Текст научной работы на тему «Ф.М. Достоевский и А.Н. Островский: к проблеме литературных источников характеров и коллизий в драме «Бесприданница»»

https://doi.org/10.22455/2686-7494-2023-5-2-104-121

https://elibrary.ru/SLYMRI

Научная статья

УДК 821.161.1.09"19"

© 2023. Н. В. Мокина

Саратовский национальный исследовательский государственный университет им. Н. Г. Чернышевского

г. Саратов, Россия

Ф. М. Достоевский и А. Н. Островский: к проблеме литературных источников характеров и коллизий в драме «Бесприданница»

Аннотация: В статье рассматриваются сюжетно-образные параллели между драмой Островского «Бесприданница» и романом Достоевского «Бесы». Высказывания Островского в последние годы его жизни о Достоевском свидетельствуют о неприятии им творческих принципов автора «Бесов». Однако жесты, реплики героев «Бесприданницы» — Паратова, Вожеватова, Ларисы Огудаловой, сопутствующие им мотивы, связанные с ними коллизии позволяют предположить, что, работая над драмой, Островский находился под влиянием «литературного припоминания» романа Достоевского «Бесы» и его героев — Ставрогина, Петра Верховенского, Лизы Тушиной. На возможность параллелей между героями «Бесприданницы» и «Бесов» указывают и их общие библейские и литературные прототипы: аллюзии на змея-соблазнителя, Гамлета, принца Гарри, Мефистофеля и Фауста, Дон Гуана содержатся в историях Ставрогина и Паратова, на змея-соблазнителя, Мефистофеля и Лепорел-ло — в жестах и поступках Петра Верховенского и Вожеватова, на Офелию, Гретхен и «бедную Лизу» — в рисунке образов Лизы Тушиной и Ларисы Огудаловой. Сюжетные параллели между произведениями, общие слагаемые образов героев, художественные приемы, не отменяя творческих расхождений писателей, являются знаками продолжения творческого «диалога» между авторами «Бесов» и «Бесприданницы».

Ключевые слова: А. Н. Островский, Ф. М. Достоевский, сюжетно-образные параллели, аллюзии, прототипы, творческий диалог, литературный прием.
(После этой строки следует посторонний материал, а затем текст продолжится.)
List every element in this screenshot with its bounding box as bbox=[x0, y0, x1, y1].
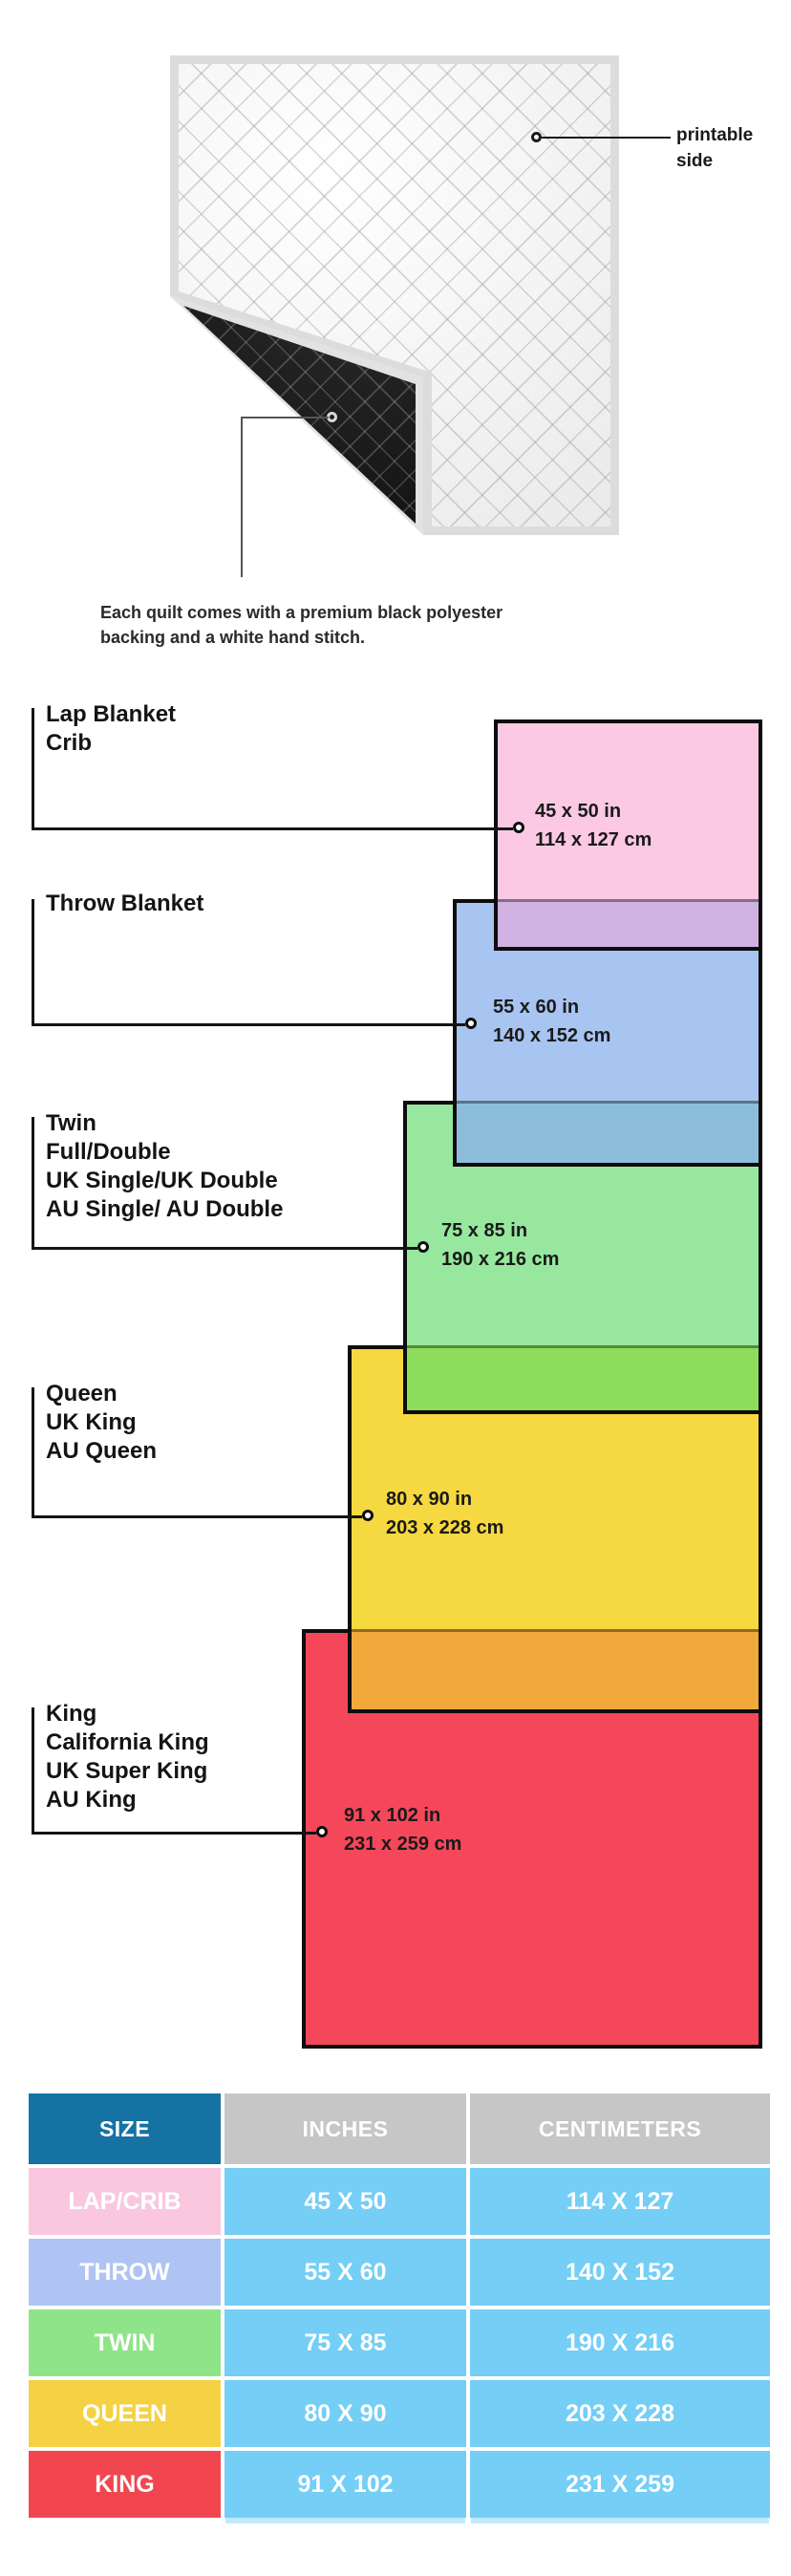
table-cell-size-4: KING bbox=[29, 2451, 221, 2518]
table-cell-size-1: THROW bbox=[29, 2239, 221, 2306]
table-cell-inches-3: 80 X 90 bbox=[224, 2380, 466, 2447]
leader-line-v-throw bbox=[32, 899, 34, 1023]
dimension-line: 203 x 228 cm bbox=[386, 1513, 503, 1542]
dimension-line: 231 x 259 cm bbox=[344, 1830, 461, 1858]
size-label-line: AU Queen bbox=[46, 1437, 157, 1466]
size-label-line: AU King bbox=[46, 1786, 209, 1814]
size-dimensions-king: 91 x 102 in231 x 259 cm bbox=[344, 1801, 461, 1858]
leader-line-v-twin bbox=[32, 1117, 34, 1247]
dimension-line: 75 x 85 in bbox=[441, 1216, 559, 1245]
dimension-line: 140 x 152 cm bbox=[493, 1021, 610, 1050]
dimension-line: 55 x 60 in bbox=[493, 993, 610, 1021]
leader-marker-lap bbox=[513, 822, 524, 833]
dimension-line: 45 x 50 in bbox=[535, 797, 652, 826]
figure-caption: Each quilt comes with a premium black po… bbox=[100, 600, 530, 650]
table-header-inches: INCHES bbox=[224, 2093, 466, 2164]
size-label-line: UK King bbox=[46, 1408, 157, 1437]
leader-line-h-lap bbox=[32, 827, 513, 830]
printable-side-label: printable side bbox=[676, 122, 781, 174]
dimension-line: 114 x 127 cm bbox=[535, 826, 652, 854]
overlap-band-0 bbox=[498, 899, 759, 947]
leader-marker-king bbox=[316, 1826, 328, 1837]
size-label-throw: Throw Blanket bbox=[46, 890, 203, 918]
size-label-line: Crib bbox=[46, 729, 176, 758]
size-label-lap: Lap BlanketCrib bbox=[46, 700, 176, 758]
size-label-line: AU Single/ AU Double bbox=[46, 1195, 283, 1224]
size-label-line: Lap Blanket bbox=[46, 700, 176, 729]
leader-line-h-king bbox=[32, 1832, 316, 1835]
overlap-band-2 bbox=[407, 1345, 759, 1410]
overlap-band-3 bbox=[352, 1629, 759, 1709]
size-table: SIZEINCHESCENTIMETERSLAP/CRIB45 X 50114 … bbox=[29, 2093, 770, 2518]
backing-leader-line-h bbox=[241, 417, 329, 419]
size-dimensions-lap: 45 x 50 in114 x 127 cm bbox=[535, 797, 652, 854]
size-label-line: King bbox=[46, 1700, 209, 1728]
size-dimensions-queen: 80 x 90 in203 x 228 cm bbox=[386, 1485, 503, 1542]
leader-line-v-queen bbox=[32, 1387, 34, 1515]
size-label-line: Twin bbox=[46, 1109, 283, 1138]
overlap-band-1 bbox=[457, 1101, 759, 1163]
dimension-line: 91 x 102 in bbox=[344, 1801, 461, 1830]
leader-marker-queen bbox=[362, 1510, 374, 1521]
size-dimensions-throw: 55 x 60 in140 x 152 cm bbox=[493, 993, 610, 1050]
table-cell-cm-2: 190 X 216 bbox=[470, 2309, 770, 2376]
size-label-twin: TwinFull/DoubleUK Single/UK DoubleAU Sin… bbox=[46, 1109, 283, 1224]
table-cell-inches-2: 75 X 85 bbox=[224, 2309, 466, 2376]
table-cell-size-3: QUEEN bbox=[29, 2380, 221, 2447]
dimension-line: 80 x 90 in bbox=[386, 1485, 503, 1513]
printable-side-leader-line bbox=[542, 137, 671, 139]
leader-line-v-lap bbox=[32, 708, 34, 827]
table-cell-cm-1: 140 X 152 bbox=[470, 2239, 770, 2306]
size-dimensions-twin: 75 x 85 in190 x 216 cm bbox=[441, 1216, 559, 1274]
backing-leader-line-v bbox=[241, 417, 243, 577]
leader-line-v-king bbox=[32, 1707, 34, 1832]
quilt-photo bbox=[170, 55, 619, 535]
size-label-line: Throw Blanket bbox=[46, 890, 203, 918]
table-header-size: SIZE bbox=[29, 2093, 221, 2164]
size-label-line: Full/Double bbox=[46, 1138, 283, 1167]
size-label-king: KingCalifornia KingUK Super KingAU King bbox=[46, 1700, 209, 1814]
table-cell-inches-0: 45 X 50 bbox=[224, 2168, 466, 2235]
table-cell-cm-0: 114 X 127 bbox=[470, 2168, 770, 2235]
table-cell-cm-4: 231 X 259 bbox=[470, 2451, 770, 2518]
leader-marker-twin bbox=[417, 1241, 429, 1253]
table-cell-inches-4: 91 X 102 bbox=[224, 2451, 466, 2518]
size-guide-page: printable side Each quilt comes with a p… bbox=[0, 0, 791, 2576]
table-header-centimeters: CENTIMETERS bbox=[470, 2093, 770, 2164]
size-label-line: Queen bbox=[46, 1380, 157, 1408]
table-cell-cm-3: 203 X 228 bbox=[470, 2380, 770, 2447]
leader-marker-throw bbox=[465, 1018, 477, 1029]
size-label-line: UK Super King bbox=[46, 1757, 209, 1786]
table-cell-inches-1: 55 X 60 bbox=[224, 2239, 466, 2306]
leader-line-h-queen bbox=[32, 1515, 362, 1518]
dimension-line: 190 x 216 cm bbox=[441, 1245, 559, 1274]
table-cell-size-2: TWIN bbox=[29, 2309, 221, 2376]
size-label-line: California King bbox=[46, 1728, 209, 1757]
leader-line-h-throw bbox=[32, 1023, 465, 1026]
size-label-queen: QueenUK KingAU Queen bbox=[46, 1380, 157, 1466]
leader-line-h-twin bbox=[32, 1247, 417, 1250]
size-label-line: UK Single/UK Double bbox=[46, 1167, 283, 1195]
table-cell-size-0: LAP/CRIB bbox=[29, 2168, 221, 2235]
printable-side-marker bbox=[531, 132, 542, 142]
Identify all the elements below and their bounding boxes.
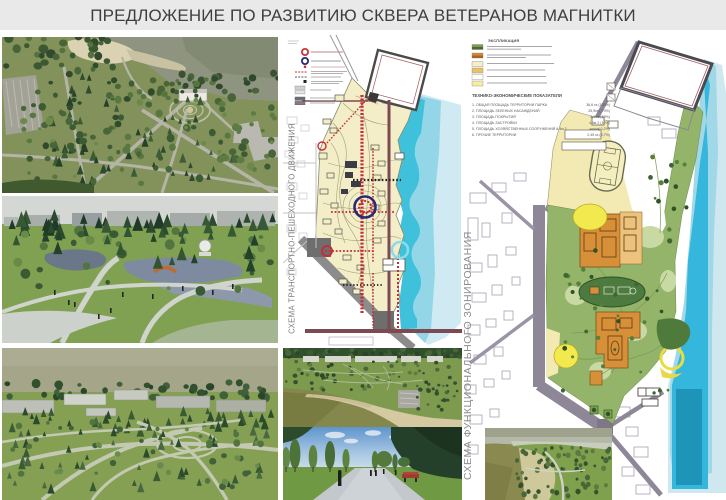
svg-text:ТЕХНИКО-ЭКОНОМИЧЕСКИЕ ПОКАЗАТЕ: ТЕХНИКО-ЭКОНОМИЧЕСКИЕ ПОКАЗАТЕЛИ (472, 93, 562, 98)
svg-text:( 0,2%): ( 0,2%) (598, 127, 610, 131)
svg-text:2,45 га (6,7%): 2,45 га (6,7%) (587, 133, 610, 137)
svg-text:4. ПЛОЩАДЬ ЗАСТРОЙКИ: 4. ПЛОЩАДЬ ЗАСТРОЙКИ (472, 121, 517, 125)
svg-text:ЭКСПЛИКАЦИЯ: ЭКСПЛИКАЦИЯ (488, 39, 519, 43)
svg-text:5. ПЛОЩАДЬ ХОЗЯЙСТВЕННЫХ СООРУ: 5. ПЛОЩАДЬ ХОЗЯЙСТВЕННЫХ СООРУЖЕНИЙ 8,4м… (472, 127, 567, 131)
svg-text:4,4м 2 (12%): 4,4м 2 (12%) (589, 121, 610, 125)
svg-text:6. ПРОЧИЕ ТЕРРИТОРИИ: 6. ПРОЧИЕ ТЕРРИТОРИИ (472, 133, 517, 137)
svg-text:1. ОБЩАЯ ПЛОЩАДЬ ТЕРРИТОРИИ ПА: 1. ОБЩАЯ ПЛОЩАДЬ ТЕРРИТОРИИ ПАРКА (472, 103, 548, 107)
svg-text:36,6 га (100%): 36,6 га (100%) (586, 103, 610, 107)
svg-text:5,4 га (15%): 5,4 га (15%) (590, 115, 610, 119)
svg-text:3. ПЛОЩАДЬ ПОКРЫТИЙ: 3. ПЛОЩАДЬ ПОКРЫТИЙ (472, 115, 516, 119)
svg-text:25,9га ( 70%): 25,9га ( 70%) (588, 109, 610, 113)
svg-text:2. ПЛОЩАДЬ ЗЕЛЕНЫХ НАСАЖДЕНИЙ: 2. ПЛОЩАДЬ ЗЕЛЕНЫХ НАСАЖДЕНИЙ (472, 109, 540, 113)
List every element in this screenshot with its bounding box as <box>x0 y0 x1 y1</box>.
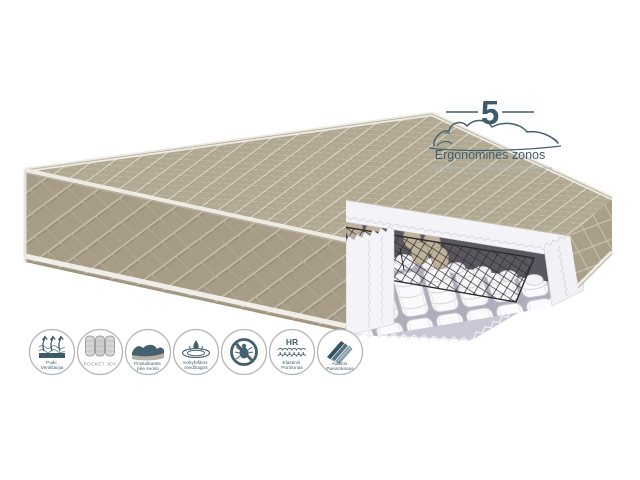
svg-text:Elastinis Porolonas: Elastinis Porolonas <box>281 360 303 371</box>
pocket-springs-icon <box>86 336 115 356</box>
ergonomic-zones-badge: 5 Ergonominės zonos <box>429 94 561 168</box>
hr-glyph-text: HR <box>286 337 298 347</box>
feature-label: Porolonas <box>281 365 303 371</box>
feature-label: Pasirinkimas <box>326 366 354 372</box>
foam-cross-section <box>346 226 394 336</box>
feature-icon-quality-materials: Kokybiškos medžiagos <box>174 330 219 375</box>
feature-icon-adapts-to-weight: Prisitaikantis prie svorio <box>126 330 171 375</box>
feature-icon-pocket-joy: POCKET JOY <box>78 330 123 375</box>
product-illustration: 5 Ergonominės zonos Puiki Ventiliacija <box>0 0 640 480</box>
feature-label: medžiagos <box>184 365 208 371</box>
feature-label: POCKET JOY <box>84 362 117 368</box>
zones-label: Ergonominės zonos <box>435 148 545 162</box>
feature-icon-anti-dust-mite <box>222 330 267 375</box>
svg-text:Kokybiškos medžiagos: Kokybiškos medžiagos <box>183 360 209 371</box>
feature-label: prie svorio <box>137 366 159 372</box>
feature-icon-hr-foam: HR Elastinis Porolonas <box>270 330 315 375</box>
svg-text:Prisitaikantis prie sv: Prisitaikantis prie svorio <box>134 361 162 372</box>
feature-icon-ventilation: Puiki Ventiliacija <box>30 330 75 375</box>
feature-label: Ventiliacija <box>41 365 64 371</box>
feature-icon-fabric-choice: Audinio Pasirinkimas <box>318 330 363 375</box>
mattress-product-image: 5 Ergonominės zonos Puiki Ventiliacija <box>0 0 640 480</box>
svg-text:POCKET JOY: POCKET JOY <box>84 362 117 368</box>
feature-icons-row: Puiki Ventiliacija POCKET JOY <box>30 330 363 375</box>
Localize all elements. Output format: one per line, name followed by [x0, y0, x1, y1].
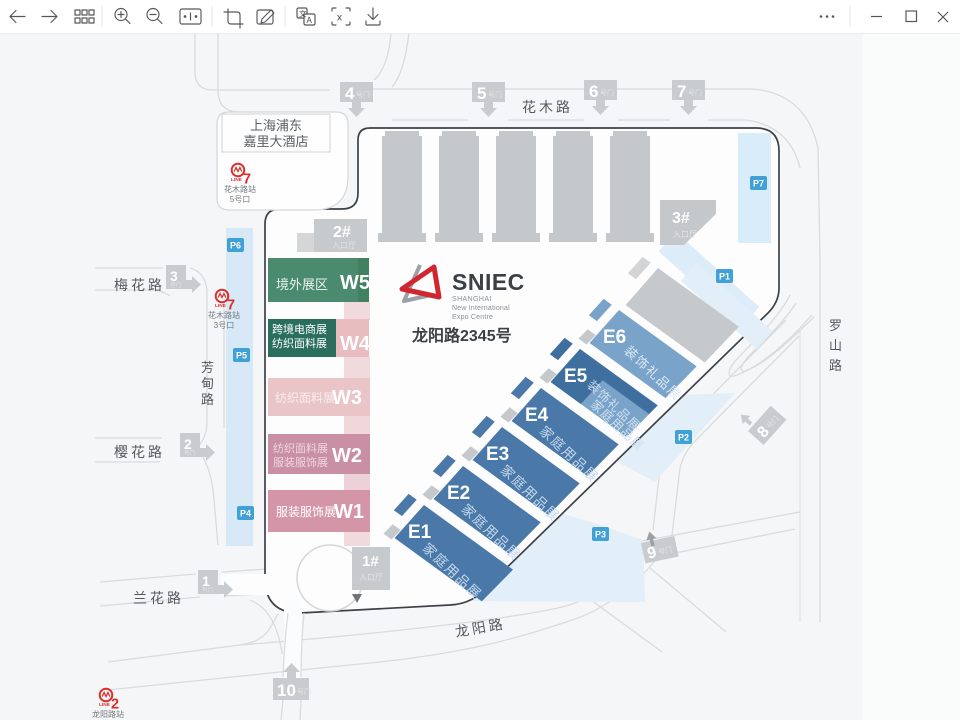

Информация об авторе: Наталия Васильевна Мокина, доктор филологических наук, доцент, профессор кафедры русской и зарубежной литературы, Саратовский национальный исследовательский государственный университет им. Н. Г. Чернышевского, ул. Астраханская, д. 83. 410012 г. Саратов, Россия. ORCID ID: https://orcid.org/0000-0002-6314-0823 E-mail: [email protected] Дата поступления статьи в редакцию: 14.03.2023 Дата одобрения статьи рецензентами: 18.04.2023 Дата публикации статьи: 25.06.2023

Для цитирования: Мокина Н. В. Достоевский и Островский: к проблеме литературных источников характеров и коллизий в драме «Бесприданница» // Два века русской классики. 2023. Т. 5, № 2. С. 104-121. https://doi.org/10.22455/2686-7494-2023-5-2-104-121

Dva veka russkoi klassiki,

vol. 5, no. 2, 2023, pp. 104-121. ISSN 2686-7494

Two centuries of the Russian classics,

vol. 5, no. 2, 2023, pp. 104-121. ISSN 2686-7494

This is an open access article distributed under the Creative Commons Attribution

Research Article

4.0 International (CC BY 4.0)

© 2023. Natalia V. Mokina

Saratov State University Saratov, Russia

F. M. Dostoevsky and A. N. Ostrovsky: To the Problem of Literary Sources of Characters and Collisions in the Drama "Without a Dowry"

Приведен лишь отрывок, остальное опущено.